Devdiscourse News Desk | Tripoli | Updated: 11-04-2019 14:16 IST | Created: 11-04-2019 14:16 IST
Libya: WHO sends medical teams to help frontline hospitals cope and support staff
“We fear that prolonged conflict will lead to more casualties, drain the area’s limited supplies and further damage health infrastructure,” said Dr Hussain. Image Credit: Wikimedia

As clashes around Tripoli continued and the number of wounded rose to the hundreds, WHO reacted swiftly to provide field hospitals and ambulances with critically-needed life-saving supplies.

"We have sent emergency medical teams to help frontline hospitals cope with caseloads and to support surgical staff in collaboration with the Ministry of Health," said Dr Syed Jaffar Hussain, WHO Representative in Libya. "We also plan to deploy additional emergency teams and supplies to support first-line responders and have activated 3 sets of contingency stocks, which were pre-positioned in strategic sites before the fighting began," he added.

Heavy shelling and gunfire in the Libyan capital over the past 6 days has wounded 266 people and killed 56, including an ambulance driver and 2 medical doctors. Thousands of people have fled their homes, while others are trapped in conflict areas.

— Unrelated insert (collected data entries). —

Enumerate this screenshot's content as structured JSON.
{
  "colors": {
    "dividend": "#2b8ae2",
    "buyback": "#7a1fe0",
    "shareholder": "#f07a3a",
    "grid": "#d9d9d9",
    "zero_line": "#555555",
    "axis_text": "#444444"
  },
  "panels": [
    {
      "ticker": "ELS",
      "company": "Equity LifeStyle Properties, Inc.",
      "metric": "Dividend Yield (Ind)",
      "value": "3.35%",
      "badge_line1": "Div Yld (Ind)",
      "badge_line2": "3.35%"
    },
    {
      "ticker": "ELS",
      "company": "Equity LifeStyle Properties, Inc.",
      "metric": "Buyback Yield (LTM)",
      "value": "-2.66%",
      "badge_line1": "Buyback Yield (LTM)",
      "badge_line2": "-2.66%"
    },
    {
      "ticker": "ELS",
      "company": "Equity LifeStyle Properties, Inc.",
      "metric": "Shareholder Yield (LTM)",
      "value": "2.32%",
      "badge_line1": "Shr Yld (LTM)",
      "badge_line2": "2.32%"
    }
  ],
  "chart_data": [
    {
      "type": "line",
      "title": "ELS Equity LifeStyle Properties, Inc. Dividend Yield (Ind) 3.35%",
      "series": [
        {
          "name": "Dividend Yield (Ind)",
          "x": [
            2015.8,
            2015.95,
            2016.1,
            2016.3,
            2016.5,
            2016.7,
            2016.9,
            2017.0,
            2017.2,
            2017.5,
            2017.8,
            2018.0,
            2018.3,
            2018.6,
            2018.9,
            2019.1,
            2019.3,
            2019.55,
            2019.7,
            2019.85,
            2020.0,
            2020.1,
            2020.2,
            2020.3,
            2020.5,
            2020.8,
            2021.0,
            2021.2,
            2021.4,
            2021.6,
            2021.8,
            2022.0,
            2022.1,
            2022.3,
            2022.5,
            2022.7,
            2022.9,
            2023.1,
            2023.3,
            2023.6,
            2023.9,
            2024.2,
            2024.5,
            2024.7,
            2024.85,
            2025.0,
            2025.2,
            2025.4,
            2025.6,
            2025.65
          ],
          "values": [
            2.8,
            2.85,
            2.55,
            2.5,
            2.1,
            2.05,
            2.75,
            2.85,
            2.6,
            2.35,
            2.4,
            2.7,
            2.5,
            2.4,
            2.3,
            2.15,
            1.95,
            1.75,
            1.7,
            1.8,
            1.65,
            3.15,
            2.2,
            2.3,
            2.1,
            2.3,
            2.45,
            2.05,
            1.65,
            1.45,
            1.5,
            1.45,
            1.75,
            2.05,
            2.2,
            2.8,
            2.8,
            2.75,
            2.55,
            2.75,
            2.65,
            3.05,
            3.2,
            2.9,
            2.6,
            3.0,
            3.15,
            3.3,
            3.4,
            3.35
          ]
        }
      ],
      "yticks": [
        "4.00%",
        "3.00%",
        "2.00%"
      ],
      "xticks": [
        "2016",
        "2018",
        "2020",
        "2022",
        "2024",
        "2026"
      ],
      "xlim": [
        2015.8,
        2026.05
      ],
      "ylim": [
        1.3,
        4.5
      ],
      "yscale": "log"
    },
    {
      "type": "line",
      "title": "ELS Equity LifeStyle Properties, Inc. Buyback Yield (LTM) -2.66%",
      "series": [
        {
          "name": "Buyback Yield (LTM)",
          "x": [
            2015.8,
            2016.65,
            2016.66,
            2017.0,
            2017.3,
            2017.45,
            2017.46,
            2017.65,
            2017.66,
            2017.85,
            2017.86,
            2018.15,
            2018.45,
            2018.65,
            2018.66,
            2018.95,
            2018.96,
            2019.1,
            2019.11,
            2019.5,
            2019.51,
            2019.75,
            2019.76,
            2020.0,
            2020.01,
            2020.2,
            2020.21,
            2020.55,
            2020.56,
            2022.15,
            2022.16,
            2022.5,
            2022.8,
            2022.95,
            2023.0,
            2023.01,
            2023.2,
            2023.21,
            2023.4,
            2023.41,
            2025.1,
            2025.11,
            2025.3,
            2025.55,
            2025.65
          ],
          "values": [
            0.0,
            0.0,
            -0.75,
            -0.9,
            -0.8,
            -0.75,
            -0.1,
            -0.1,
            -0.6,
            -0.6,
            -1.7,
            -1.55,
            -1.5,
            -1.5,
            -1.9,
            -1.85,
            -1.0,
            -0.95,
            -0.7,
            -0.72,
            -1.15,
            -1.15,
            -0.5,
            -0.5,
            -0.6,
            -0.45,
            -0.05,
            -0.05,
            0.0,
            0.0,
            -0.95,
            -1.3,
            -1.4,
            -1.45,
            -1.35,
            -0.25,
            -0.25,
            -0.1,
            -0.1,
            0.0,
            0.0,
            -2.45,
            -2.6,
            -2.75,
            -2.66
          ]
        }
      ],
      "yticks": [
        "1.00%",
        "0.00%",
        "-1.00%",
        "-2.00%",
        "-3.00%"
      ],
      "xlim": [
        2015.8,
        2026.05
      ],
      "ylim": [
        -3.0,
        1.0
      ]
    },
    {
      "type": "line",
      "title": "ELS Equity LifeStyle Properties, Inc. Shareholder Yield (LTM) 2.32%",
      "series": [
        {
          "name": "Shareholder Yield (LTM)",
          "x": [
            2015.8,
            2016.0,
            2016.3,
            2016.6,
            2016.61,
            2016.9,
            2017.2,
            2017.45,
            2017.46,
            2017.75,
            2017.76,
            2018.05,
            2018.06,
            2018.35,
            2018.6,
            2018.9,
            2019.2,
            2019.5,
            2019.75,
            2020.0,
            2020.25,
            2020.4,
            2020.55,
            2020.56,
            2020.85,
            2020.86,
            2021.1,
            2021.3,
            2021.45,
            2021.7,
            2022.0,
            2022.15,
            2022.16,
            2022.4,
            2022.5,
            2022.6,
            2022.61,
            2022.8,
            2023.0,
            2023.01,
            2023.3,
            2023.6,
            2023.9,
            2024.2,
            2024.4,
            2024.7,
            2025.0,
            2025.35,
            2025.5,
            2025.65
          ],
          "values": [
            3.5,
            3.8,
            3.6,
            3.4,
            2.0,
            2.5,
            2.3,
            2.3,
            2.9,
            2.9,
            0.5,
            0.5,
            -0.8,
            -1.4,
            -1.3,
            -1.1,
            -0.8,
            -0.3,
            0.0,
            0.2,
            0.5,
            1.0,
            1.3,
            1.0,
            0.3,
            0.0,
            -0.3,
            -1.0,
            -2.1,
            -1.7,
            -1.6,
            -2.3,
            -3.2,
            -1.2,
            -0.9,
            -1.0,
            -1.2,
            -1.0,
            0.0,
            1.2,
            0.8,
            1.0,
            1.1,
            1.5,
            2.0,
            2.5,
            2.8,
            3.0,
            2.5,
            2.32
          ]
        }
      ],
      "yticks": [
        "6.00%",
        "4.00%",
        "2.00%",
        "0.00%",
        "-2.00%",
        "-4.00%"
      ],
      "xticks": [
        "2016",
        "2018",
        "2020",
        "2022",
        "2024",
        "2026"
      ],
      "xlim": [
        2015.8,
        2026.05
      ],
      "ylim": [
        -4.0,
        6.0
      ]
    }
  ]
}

Hospitals inside and outside the city are receiving daily casualties.

In addition to pre-positioning medical supplies to support the city's hospitals, WHO has also sent an emergency medical team with trauma supplies to Tarhouna Hospital, near Tripoli, and is also working with partners to support the medical needs of the displaced and migrants.

But the work of ambulance and hospital teams is being hampered by continuous shelling and armed clashes, including around heavily populated residential areas. Emergency teams face fuel shortages and migrants, who have been moved from detention centres, may not be receiving the medical care they need.

"We fear that prolonged conflict will lead to more casualties, drain the area's limited supplies and further damage health infrastructure," said Dr Hussain. "We call on the international community to ensure adequate funding to support the current crisis."